Securities Law
Attorney Not Liable for Alleged Fraudulent Sale of Securities
In a June 28 opinion of the
Sixth Circuit Court of Appeals, it affirmed the dismissal of claims asserting
that the attorney was personally responsible for alleged fraud in the sale of a
series of oil and gas ventures. Bennett v. Durham, No. 11-5782/5918 (6th
Cir. June 28, 2012).
Kentucky’s state securities law,
referred to as the “blue sky” law, imposes liability upon persons who offer or
sell a security in violation of the blue sky laws, upon each person controlling
a seller and each partner, officer and director thereof. In connection with allegations that interest
in certain oil and gas ventures were sold pursuant to material misrepresentations
and omissions, certain investors sued the companies at issue and their
officers, and also sued the attorney who prepared the documents on behalf of
the companies.
The attorney in question was
not an officer, director or partner in any of the issuers, and it was
undisputed that his services extended only to the preparation of documents and
availability (utilized in a single instance) to answer questions presented by
potential investors.
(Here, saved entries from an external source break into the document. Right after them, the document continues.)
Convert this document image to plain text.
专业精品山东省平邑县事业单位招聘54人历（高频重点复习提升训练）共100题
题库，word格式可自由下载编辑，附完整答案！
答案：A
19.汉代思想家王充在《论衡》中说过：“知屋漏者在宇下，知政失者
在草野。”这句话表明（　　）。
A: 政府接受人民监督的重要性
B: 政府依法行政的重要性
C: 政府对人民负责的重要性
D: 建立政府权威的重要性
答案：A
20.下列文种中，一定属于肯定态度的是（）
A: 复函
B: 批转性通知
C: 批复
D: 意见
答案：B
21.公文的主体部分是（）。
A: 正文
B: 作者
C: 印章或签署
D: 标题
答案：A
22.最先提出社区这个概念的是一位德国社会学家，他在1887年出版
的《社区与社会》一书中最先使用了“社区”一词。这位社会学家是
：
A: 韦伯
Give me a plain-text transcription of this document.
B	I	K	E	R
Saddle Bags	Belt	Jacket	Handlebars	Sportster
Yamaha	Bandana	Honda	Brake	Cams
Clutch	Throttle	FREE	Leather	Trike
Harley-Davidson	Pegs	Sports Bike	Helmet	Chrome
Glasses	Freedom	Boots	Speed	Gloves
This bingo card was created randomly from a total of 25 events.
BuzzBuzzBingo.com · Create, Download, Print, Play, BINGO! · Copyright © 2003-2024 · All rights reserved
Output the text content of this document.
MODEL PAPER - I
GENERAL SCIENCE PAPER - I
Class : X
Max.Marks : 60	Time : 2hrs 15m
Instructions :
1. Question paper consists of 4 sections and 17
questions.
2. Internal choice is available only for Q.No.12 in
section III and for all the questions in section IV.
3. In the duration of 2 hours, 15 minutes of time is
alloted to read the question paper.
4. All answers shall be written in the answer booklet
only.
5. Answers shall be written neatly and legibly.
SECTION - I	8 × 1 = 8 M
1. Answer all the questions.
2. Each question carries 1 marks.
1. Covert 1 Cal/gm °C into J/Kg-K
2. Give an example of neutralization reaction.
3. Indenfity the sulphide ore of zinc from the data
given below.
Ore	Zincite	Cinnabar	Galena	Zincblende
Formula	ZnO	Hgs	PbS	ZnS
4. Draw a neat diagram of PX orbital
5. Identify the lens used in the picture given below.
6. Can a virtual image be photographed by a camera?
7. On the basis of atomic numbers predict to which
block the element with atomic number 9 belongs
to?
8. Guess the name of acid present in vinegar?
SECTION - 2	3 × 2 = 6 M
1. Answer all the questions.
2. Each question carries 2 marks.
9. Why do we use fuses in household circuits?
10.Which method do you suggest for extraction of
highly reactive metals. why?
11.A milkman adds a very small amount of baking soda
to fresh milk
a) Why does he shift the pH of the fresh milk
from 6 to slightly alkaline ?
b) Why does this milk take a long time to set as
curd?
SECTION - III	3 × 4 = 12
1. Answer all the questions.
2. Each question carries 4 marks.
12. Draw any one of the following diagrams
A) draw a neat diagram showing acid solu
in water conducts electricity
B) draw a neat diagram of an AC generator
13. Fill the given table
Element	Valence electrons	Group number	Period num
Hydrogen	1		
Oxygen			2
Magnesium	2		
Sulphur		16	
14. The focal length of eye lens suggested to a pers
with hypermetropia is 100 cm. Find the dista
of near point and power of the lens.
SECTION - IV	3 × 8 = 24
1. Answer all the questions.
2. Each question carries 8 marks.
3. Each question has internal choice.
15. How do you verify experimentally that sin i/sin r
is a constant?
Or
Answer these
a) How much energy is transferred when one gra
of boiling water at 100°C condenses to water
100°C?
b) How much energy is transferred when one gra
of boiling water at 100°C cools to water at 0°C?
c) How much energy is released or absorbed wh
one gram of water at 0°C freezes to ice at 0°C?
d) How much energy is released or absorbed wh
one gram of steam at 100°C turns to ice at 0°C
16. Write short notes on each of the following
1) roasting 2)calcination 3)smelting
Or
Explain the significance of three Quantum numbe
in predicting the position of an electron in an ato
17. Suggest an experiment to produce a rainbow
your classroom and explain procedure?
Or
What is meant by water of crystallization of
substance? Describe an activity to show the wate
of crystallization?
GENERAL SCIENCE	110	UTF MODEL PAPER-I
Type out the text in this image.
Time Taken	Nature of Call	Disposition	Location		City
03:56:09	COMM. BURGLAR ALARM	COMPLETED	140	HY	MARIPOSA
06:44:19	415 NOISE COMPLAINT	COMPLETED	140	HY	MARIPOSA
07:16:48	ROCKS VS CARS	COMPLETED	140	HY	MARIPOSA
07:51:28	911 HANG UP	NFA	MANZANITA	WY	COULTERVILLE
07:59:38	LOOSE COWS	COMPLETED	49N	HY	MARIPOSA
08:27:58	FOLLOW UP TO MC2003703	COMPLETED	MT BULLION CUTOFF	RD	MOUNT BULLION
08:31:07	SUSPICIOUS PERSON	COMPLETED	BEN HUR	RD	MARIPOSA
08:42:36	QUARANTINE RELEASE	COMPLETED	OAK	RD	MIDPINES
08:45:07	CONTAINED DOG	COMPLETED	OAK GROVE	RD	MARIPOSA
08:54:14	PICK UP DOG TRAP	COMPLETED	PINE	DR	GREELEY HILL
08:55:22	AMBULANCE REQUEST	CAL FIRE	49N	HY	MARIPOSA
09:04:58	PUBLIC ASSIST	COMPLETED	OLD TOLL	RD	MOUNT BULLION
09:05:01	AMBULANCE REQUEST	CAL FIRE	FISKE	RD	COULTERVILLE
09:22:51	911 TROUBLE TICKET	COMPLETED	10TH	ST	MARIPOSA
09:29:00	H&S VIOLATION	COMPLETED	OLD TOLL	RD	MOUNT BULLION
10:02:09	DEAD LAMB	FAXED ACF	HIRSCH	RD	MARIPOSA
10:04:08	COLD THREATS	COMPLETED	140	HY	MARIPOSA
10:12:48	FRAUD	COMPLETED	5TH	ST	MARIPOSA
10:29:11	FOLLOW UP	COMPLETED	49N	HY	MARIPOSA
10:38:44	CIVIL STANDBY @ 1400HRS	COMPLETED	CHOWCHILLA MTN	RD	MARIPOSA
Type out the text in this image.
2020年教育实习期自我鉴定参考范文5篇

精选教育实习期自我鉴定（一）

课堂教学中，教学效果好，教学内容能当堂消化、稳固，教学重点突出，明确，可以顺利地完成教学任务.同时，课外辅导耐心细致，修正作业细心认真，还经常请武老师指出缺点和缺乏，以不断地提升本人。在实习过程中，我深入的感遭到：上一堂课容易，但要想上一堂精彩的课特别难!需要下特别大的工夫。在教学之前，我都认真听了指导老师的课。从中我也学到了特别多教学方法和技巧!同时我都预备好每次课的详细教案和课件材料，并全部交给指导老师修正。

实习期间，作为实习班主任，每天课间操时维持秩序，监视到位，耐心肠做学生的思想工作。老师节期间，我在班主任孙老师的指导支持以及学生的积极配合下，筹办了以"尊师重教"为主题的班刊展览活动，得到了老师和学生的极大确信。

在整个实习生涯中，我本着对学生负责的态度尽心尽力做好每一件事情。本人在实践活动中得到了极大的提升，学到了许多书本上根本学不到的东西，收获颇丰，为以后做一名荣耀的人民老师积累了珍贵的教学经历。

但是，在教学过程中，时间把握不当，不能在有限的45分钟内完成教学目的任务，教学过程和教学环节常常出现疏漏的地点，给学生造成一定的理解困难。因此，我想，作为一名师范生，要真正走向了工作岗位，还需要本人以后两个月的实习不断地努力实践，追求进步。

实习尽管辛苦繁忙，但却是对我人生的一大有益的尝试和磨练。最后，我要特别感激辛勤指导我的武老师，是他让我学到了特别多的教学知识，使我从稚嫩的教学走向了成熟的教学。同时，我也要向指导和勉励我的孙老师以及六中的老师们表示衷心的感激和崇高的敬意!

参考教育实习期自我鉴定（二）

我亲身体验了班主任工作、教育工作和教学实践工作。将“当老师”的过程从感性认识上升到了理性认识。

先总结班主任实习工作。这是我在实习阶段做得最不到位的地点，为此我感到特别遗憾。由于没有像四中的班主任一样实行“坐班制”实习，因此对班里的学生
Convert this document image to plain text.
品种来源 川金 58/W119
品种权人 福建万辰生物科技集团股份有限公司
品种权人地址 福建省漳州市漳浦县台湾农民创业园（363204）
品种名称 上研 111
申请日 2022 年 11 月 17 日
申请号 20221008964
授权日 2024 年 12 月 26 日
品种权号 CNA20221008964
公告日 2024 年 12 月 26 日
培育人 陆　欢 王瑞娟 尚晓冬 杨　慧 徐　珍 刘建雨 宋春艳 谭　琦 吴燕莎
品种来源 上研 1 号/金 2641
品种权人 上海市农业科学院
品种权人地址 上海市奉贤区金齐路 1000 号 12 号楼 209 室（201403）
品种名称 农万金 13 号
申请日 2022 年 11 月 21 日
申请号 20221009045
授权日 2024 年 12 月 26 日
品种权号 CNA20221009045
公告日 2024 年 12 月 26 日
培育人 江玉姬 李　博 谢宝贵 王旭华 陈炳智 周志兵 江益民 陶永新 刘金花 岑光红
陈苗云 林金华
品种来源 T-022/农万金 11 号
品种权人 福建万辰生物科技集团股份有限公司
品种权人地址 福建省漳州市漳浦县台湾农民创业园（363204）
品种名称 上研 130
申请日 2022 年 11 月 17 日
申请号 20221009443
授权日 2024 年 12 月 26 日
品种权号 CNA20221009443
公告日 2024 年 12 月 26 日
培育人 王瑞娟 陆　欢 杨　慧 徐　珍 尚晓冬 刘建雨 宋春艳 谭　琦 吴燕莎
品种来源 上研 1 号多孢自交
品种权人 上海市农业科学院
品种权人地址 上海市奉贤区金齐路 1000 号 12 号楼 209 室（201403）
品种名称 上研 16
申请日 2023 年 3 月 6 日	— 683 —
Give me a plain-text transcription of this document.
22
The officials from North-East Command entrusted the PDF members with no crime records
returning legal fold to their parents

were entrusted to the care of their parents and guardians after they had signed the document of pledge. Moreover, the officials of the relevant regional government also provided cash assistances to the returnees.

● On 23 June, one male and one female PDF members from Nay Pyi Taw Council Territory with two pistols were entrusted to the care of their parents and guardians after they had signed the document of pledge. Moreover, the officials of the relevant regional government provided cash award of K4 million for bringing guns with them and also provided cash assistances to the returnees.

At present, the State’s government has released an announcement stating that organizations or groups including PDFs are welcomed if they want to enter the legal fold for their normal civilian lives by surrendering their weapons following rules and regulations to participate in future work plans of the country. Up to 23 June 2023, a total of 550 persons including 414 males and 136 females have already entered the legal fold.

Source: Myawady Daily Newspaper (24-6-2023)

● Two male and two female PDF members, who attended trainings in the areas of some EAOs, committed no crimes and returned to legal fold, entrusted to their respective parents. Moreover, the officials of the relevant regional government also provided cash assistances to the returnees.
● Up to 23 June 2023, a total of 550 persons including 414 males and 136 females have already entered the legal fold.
Importantly, the
attorney did not either identify potential investors or solicit their
individual investment.
Carefully scrutinizing the
language employed in the statute, the Sixth Circuit, as have a number of other
courts that are surveyed in the opinion, determined that the preparation of
documents does not constitute either offering or selling securities. While the underlying securities may in fact have
been fraudulent:
His [the attorney’s] clients sold
the shares, and we do not attribute the transaction of a client to its
attorney. An attorney may draft an
offering memorandum for his client, but that does not mean the attorney, as
opposed to the client, offers to sell the securities. The client and its broker-dealers sell the
securities. Slip op. at 4.
The United States Supreme Court,
in the Central Bank decision,
determined that there is not “aiding and abetting” liability for breach of the
securities laws. This decision of the
Sixth Circuit continues that philosophy and protects accountants, attorneys and
other advisors to an issuer from liability for the actions of the issuer.